Minimalist design of the temporal alignment module: Using only Conv1d, linear layers, and gating—without attention or SSM—the module outperforms both Mamba and TCA in ablation studies. This suggests that for short-video MSA, simple local temporal convolution combined with cross-modal gating is sufficient.
Empirical finding of text dominance: Ablation results show that using text alone (with explanations) achieves slightly higher Acc-7 than the full model (52.84% vs. 52.29%), indicating that audio and video primarily contribute to regression precision (MAE) rather than classification accuracy.
Highly convincing qualitative case study: On a specific sample, TEXT's prediction error is only 0.010 (ground truth 1.400 vs. prediction 1.390), while GPT-4o's error is 0.600 and Qwen2.5-vl's is 1.100. Removing explanations causes the audio branch error to surge from 0.380 to 1.440, clearly validating the value of explanation alignment.

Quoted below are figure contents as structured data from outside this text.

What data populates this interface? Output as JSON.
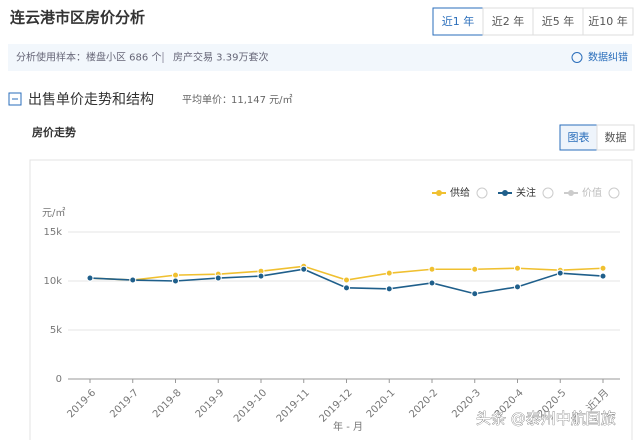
{
  "header": {
    "title": "连云港市区房价分析",
    "tabs": [
      "近1 年",
      "近2 年",
      "近5 年",
      "近10 年"
    ]
  },
  "info": {
    "label": "分析使用样本：",
    "sample": "楼盘小区 686 个",
    "trade": "房产交易 3.39万套次",
    "correction": "数据纠错"
  },
  "section": {
    "title": "出售单价走势和结构",
    "avg_label": "平均单价：",
    "avg_value": "11,147 元/㎡"
  },
  "panel": {
    "title": "房价走势",
    "toggles": [
      "图表",
      "数据"
    ]
  },
  "watermark": "头条 @泰州中航国旅",
  "chart_data": {
    "type": "line",
    "y_unit": "元/㎡",
    "xlabel": "年 - 月",
    "categories": [
      "2019-6",
      "2019-7",
      "2019-8",
      "2019-9",
      "2019-10",
      "2019-11",
      "2019-12",
      "2020-1",
      "2020-2",
      "2020-3",
      "2020-4",
      "2020-5",
      "近1月"
    ],
    "series": [
      {
        "name": "供给",
        "color": "#f0c030",
        "values": [
          10300,
          10100,
          10600,
          10700,
          11000,
          11500,
          10100,
          10800,
          11200,
          11200,
          11300,
          11100,
          11300
        ]
      },
      {
        "name": "关注",
        "color": "#1f5f8b",
        "values": [
          10300,
          10100,
          10000,
          10300,
          10500,
          11200,
          9300,
          9200,
          9800,
          8700,
          9400,
          10800,
          10500
        ]
      },
      {
        "name": "价值",
        "color": "#cccccc",
        "values": [
          null,
          null,
          null,
          null,
          null,
          null,
          null,
          null,
          null,
          null,
          null,
          null,
          null
        ]
      }
    ],
    "ylim": [
      0,
      15000
    ],
    "yticks": [
      0,
      {
        "value": 5000,
        "label": "5k"
      },
      {
        "value": 10000,
        "label": "10k"
      },
      {
        "value": 15000,
        "label": "15k"
      }
    ],
    "grid": true,
    "legend": "top-right"
  }
}
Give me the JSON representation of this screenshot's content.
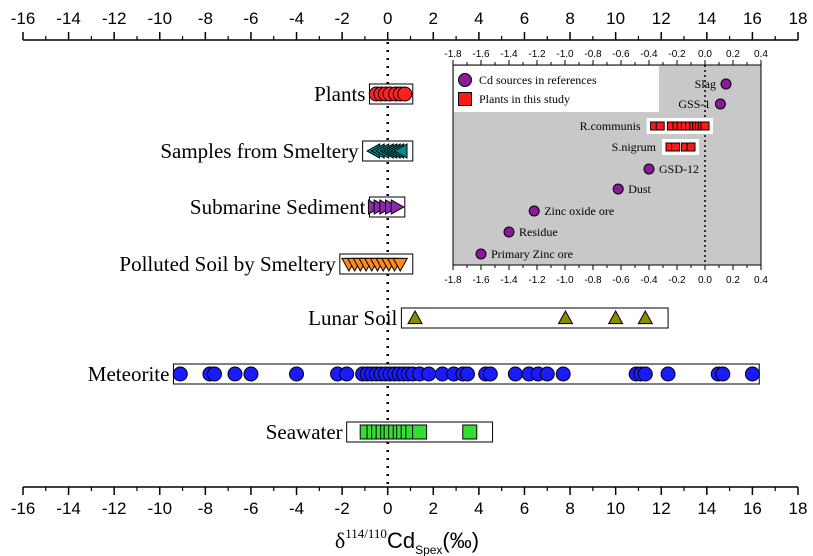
{
  "chart_data": [
    {
      "type": "scatter",
      "xlim": [
        -16,
        18
      ],
      "xticks": [
        "-16",
        "-14",
        "-12",
        "-10",
        "-8",
        "-6",
        "-4",
        "-2",
        "0",
        "2",
        "4",
        "6",
        "8",
        "10",
        "12",
        "14",
        "16",
        "18"
      ],
      "xlabel": {
        "prefix": "δ",
        "sup": "114/110",
        "main": "Cd",
        "sub": "Spex",
        "suffix": "(‰)"
      },
      "categories": [
        {
          "name": "Plants",
          "marker": "circle",
          "color": "#ff2020",
          "box": [
            -0.8,
            1.1
          ],
          "values": [
            -0.5,
            -0.3,
            -0.1,
            0.1,
            0.35,
            0.55,
            0.75
          ]
        },
        {
          "name": "Samples from Smeltery",
          "marker": "triangle-left",
          "color": "#008b8b",
          "box": [
            -1.1,
            1.1
          ],
          "values": [
            -0.6,
            -0.4,
            -0.2,
            0.0,
            0.15,
            0.3,
            0.45,
            0.6
          ]
        },
        {
          "name": "Submarine Sediment",
          "marker": "triangle-right",
          "color": "#8b2bab",
          "box": [
            -0.8,
            0.75
          ],
          "values": [
            -0.6,
            -0.35,
            -0.1,
            0.15,
            0.4
          ]
        },
        {
          "name": "Polluted Soil by Smeltery",
          "marker": "triangle-down",
          "color": "#ff8c1a",
          "box": [
            -2.1,
            1.1
          ],
          "values": [
            -1.7,
            -1.45,
            -1.2,
            -0.95,
            -0.7,
            -0.45,
            -0.2,
            0.05,
            0.3,
            0.55
          ]
        },
        {
          "name": "Lunar Soil",
          "marker": "triangle-up",
          "color": "#8b8b00",
          "box": [
            0.6,
            12.3
          ],
          "values": [
            1.2,
            7.8,
            10.0,
            11.3
          ]
        },
        {
          "name": "Meteorite",
          "marker": "circle",
          "color": "#1a1aff",
          "box": [
            -9.4,
            16.3
          ],
          "values": [
            -9.1,
            -7.8,
            -7.6,
            -6.7,
            -6.0,
            -4.0,
            -2.2,
            -1.8,
            -1.1,
            -0.9,
            -0.7,
            -0.5,
            -0.3,
            -0.1,
            0.1,
            0.3,
            0.5,
            0.7,
            0.9,
            1.1,
            1.4,
            1.8,
            2.4,
            2.9,
            3.3,
            3.5,
            4.3,
            4.5,
            5.6,
            6.2,
            6.6,
            7.0,
            7.7,
            10.9,
            11.1,
            11.3,
            12.3,
            14.5,
            14.7,
            16.0
          ]
        },
        {
          "name": "Seawater",
          "marker": "square",
          "color": "#33dd33",
          "box": [
            -1.8,
            4.6
          ],
          "values": [
            -0.9,
            -0.6,
            -0.4,
            -0.2,
            0.0,
            0.15,
            0.35,
            0.55,
            0.7,
            0.9,
            1.1,
            1.4,
            3.6
          ]
        }
      ]
    },
    {
      "type": "scatter",
      "xlim": [
        -1.8,
        0.4
      ],
      "xticks": [
        "-1.8",
        "-1.6",
        "-1.4",
        "-1.2",
        "-1.0",
        "-0.8",
        "-0.6",
        "-0.4",
        "-0.2",
        "0.0",
        "0.2",
        "0.4"
      ],
      "legend": [
        {
          "name": "Cd sources in references",
          "marker": "circle",
          "color": "#8b1a9b"
        },
        {
          "name": "Plants in this study",
          "marker": "square",
          "color": "#ff1a1a"
        }
      ],
      "points": [
        {
          "label": "Slag",
          "x": 0.15
        },
        {
          "label": "GSS-1",
          "x": 0.11
        },
        {
          "label": "GSD-12",
          "x": -0.4
        },
        {
          "label": "Dust",
          "x": -0.62
        },
        {
          "label": "Zinc oxide ore",
          "x": -1.22
        },
        {
          "label": "Residue",
          "x": -1.4
        },
        {
          "label": "Primary Zinc ore",
          "x": -1.6
        }
      ],
      "plant_series": [
        {
          "label": "R.communis",
          "values": [
            -0.36,
            -0.32,
            -0.24,
            -0.2,
            -0.17,
            -0.14,
            -0.11,
            -0.08,
            -0.06,
            -0.04,
            -0.02,
            0.0
          ]
        },
        {
          "label": "S.nigrum",
          "values": [
            -0.25,
            -0.21,
            -0.14,
            -0.1
          ]
        }
      ]
    }
  ]
}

Limitations & Future Work¶

Dependence on cascaded MLLMs: Explanation generation requires two stages involving VideoLLaMA 3 and Qwen 3, introducing risks of cumulative error and substantial inference overhead—a limitation the authors themselves acknowledge.
Coverage limited to Chinese and English: Explanation quality depends on the linguistic capabilities of the MLLMs; the paper only validates on Chinese and English datasets, and generalization to other languages remains unknown.
Risk of data contamination from MLLMs: The paper notes that MLLMs may have memorized portions of certain datasets (e.g., GPT-4o performs unusually well on English datasets but degrades substantially on Chinese ones), which affects the fairness of baseline comparisons.
Absent computational cost analysis: The paper does not report the time and computational resource requirements for the MLLM explanation generation stage, leaving actual deployment costs unclear.

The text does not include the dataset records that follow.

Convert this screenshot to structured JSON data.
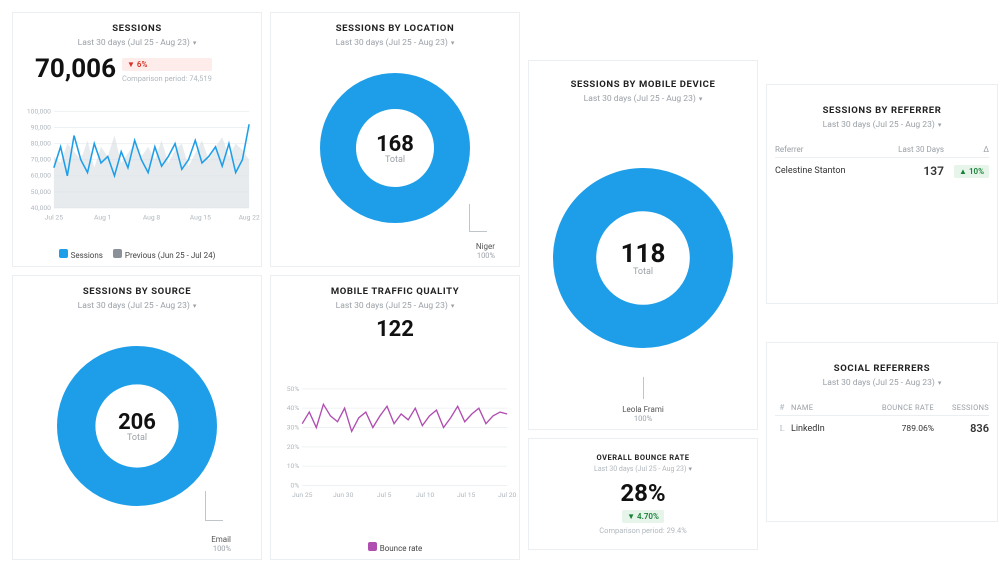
{
  "dateRange": "Last 30 days (Jul 25 - Aug 23)",
  "colors": {
    "primary": "#1e9ee8",
    "primaryFill": "#1e9ee8",
    "previousFill": "#d7dde2",
    "purple": "#b04db0",
    "donut": "#1e9ee8",
    "red": "#d93025",
    "redBg": "#fdecea",
    "green": "#188038",
    "greenBg": "#e6f4ea",
    "gridline": "#eef1f3",
    "axis": "#b0b7bd",
    "border": "#eceff1",
    "text": "#333333"
  },
  "sessions": {
    "title": "SESSIONS",
    "value": "70,006",
    "delta": "6%",
    "deltaDir": "down",
    "comparison": "Comparison period: 74,519",
    "chart": {
      "type": "line+area",
      "ylim": [
        40000,
        100000
      ],
      "yticks": [
        "40,000",
        "50,000",
        "60,000",
        "70,000",
        "80,000",
        "90,000",
        "100,000"
      ],
      "xlabels": [
        "Jul 25",
        "Aug 1",
        "Aug 8",
        "Aug 15",
        "Aug 22"
      ],
      "series_current": [
        65000,
        78000,
        60000,
        85000,
        70000,
        62000,
        80000,
        68000,
        72000,
        60000,
        75000,
        65000,
        82000,
        70000,
        62000,
        78000,
        66000,
        72000,
        80000,
        64000,
        70000,
        82000,
        68000,
        72000,
        78000,
        66000,
        80000,
        62000,
        70000,
        92000
      ],
      "series_previous": [
        72000,
        68000,
        80000,
        75000,
        70000,
        82000,
        65000,
        78000,
        72000,
        85000,
        68000,
        74000,
        80000,
        72000,
        78000,
        70000,
        82000,
        68000,
        76000,
        80000,
        66000,
        74000,
        82000,
        70000,
        78000,
        84000,
        72000,
        80000,
        76000,
        70000
      ],
      "line_color": "#1e9ee8",
      "line_width": 1.6,
      "prev_fill": "#d7dde2",
      "prev_opacity": 0.6
    },
    "legend": [
      {
        "swatch": "#1e9ee8",
        "label": "Sessions",
        "checked": true
      },
      {
        "swatch": "#8a9199",
        "label": "Previous (Jun 25 - Jul 24)",
        "checked": true
      }
    ]
  },
  "sessionsByLocation": {
    "title": "SESSIONS BY LOCATION",
    "donut": {
      "color": "#1e9ee8",
      "thickness": 0.34
    },
    "centerValue": "168",
    "centerSub": "Total",
    "slice": {
      "label": "Niger",
      "pct": "100%"
    }
  },
  "sessionsBySource": {
    "title": "SESSIONS BY SOURCE",
    "donut": {
      "color": "#1e9ee8",
      "thickness": 0.34
    },
    "centerValue": "206",
    "centerSub": "Total",
    "slice": {
      "label": "Email",
      "pct": "100%"
    }
  },
  "mobileTrafficQuality": {
    "title": "MOBILE TRAFFIC QUALITY",
    "value": "122",
    "chart": {
      "type": "line",
      "ylim": [
        0,
        50
      ],
      "yticks": [
        "0%",
        "10%",
        "20%",
        "30%",
        "40%",
        "50%"
      ],
      "xlabels": [
        "Jun 25",
        "Jun 30",
        "Jul 5",
        "Jul 10",
        "Jul 15",
        "Jul 20"
      ],
      "series": [
        32,
        38,
        30,
        42,
        36,
        33,
        40,
        28,
        35,
        38,
        30,
        36,
        41,
        32,
        37,
        34,
        40,
        31,
        36,
        39,
        30,
        35,
        41,
        33,
        37,
        40,
        32,
        36,
        38,
        37
      ],
      "line_color": "#b04db0",
      "line_width": 1.4
    },
    "legend": [
      {
        "swatch": "#b04db0",
        "label": "Bounce rate",
        "checked": true
      }
    ]
  },
  "sessionsByMobile": {
    "title": "SESSIONS BY MOBILE DEVICE",
    "donut": {
      "color": "#1e9ee8",
      "thickness": 0.32
    },
    "centerValue": "118",
    "centerSub": "Total",
    "slice": {
      "label": "Leola Frami",
      "pct": "100%"
    }
  },
  "overallBounceRate": {
    "title": "OVERALL BOUNCE RATE",
    "value": "28%",
    "delta": "4.70%",
    "deltaDir": "down-green",
    "comparison": "Comparison period: 29.4%"
  },
  "sessionsByReferrer": {
    "title": "SESSIONS BY REFERRER",
    "columns": [
      "Referrer",
      "Last 30 Days",
      "Δ"
    ],
    "rows": [
      {
        "referrer": "Celestine Stanton",
        "value": "137",
        "delta": "10%",
        "deltaDir": "up"
      }
    ]
  },
  "socialReferrers": {
    "title": "SOCIAL REFERRERS",
    "columns": [
      "#",
      "NAME",
      "BOUNCE RATE",
      "SESSIONS"
    ],
    "rows": [
      {
        "icon": "linkedin",
        "name": "LinkedIn",
        "bounceRate": "789.06%",
        "sessions": "836"
      }
    ]
  }
}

ALMT (Zhang et al., 2023): Learns unrelated/conflict-suppressive representations and unifies modalities via Transformer. TEXT's explanation alignment can be viewed as an enhanced version of ALMT.
KuDA (Feng et al., 2024): Proposes dominant-modality enhancement. TEXT inherits the text-dominance concept but exploits it more precisely via SMoE routing.
DEVA (Wu et al., 2025): Text-guided progressive fusion with sentiment description generation. Conceptually similar to TEXT's explanation enhancement but differs in implementation.
Mamba (Gu & Dao, 2024): Linear SSM model. TEXT's temporal alignment block can be viewed as a simplified variant of Mamba's convolutional pathway.
Insights: The paradigm of using MLLMs as "semantic bridges" rather than direct predictors is generalizable to other multimodal regression tasks (e.g., emotional intensity estimation, pain assessment). The success of the lightweight temporal module also suggests that complex sequence modeling is unnecessary for short-sequence scenarios.

Rating¶

Dimension	Score
Novelty	⭐⭐⭐⭐
Technical Depth	⭐⭐⭐⭐
Experimental Thoroughness	⭐⭐⭐⭐
Writing Quality	⭐⭐⭐
Overall	⭐⭐⭐⭐

The combination of explanation alignment and text-routed SMoE is novel and effective, with thorough and convincing ablation studies. Points are deducted for: frequent formula rendering issues in the writing, the absence of a discussion on the computational cost of MLLM cascading, and the observation that the text-only variant already approaches full-model performance on certain metrics, implying limited headroom for multimodal fusion gains.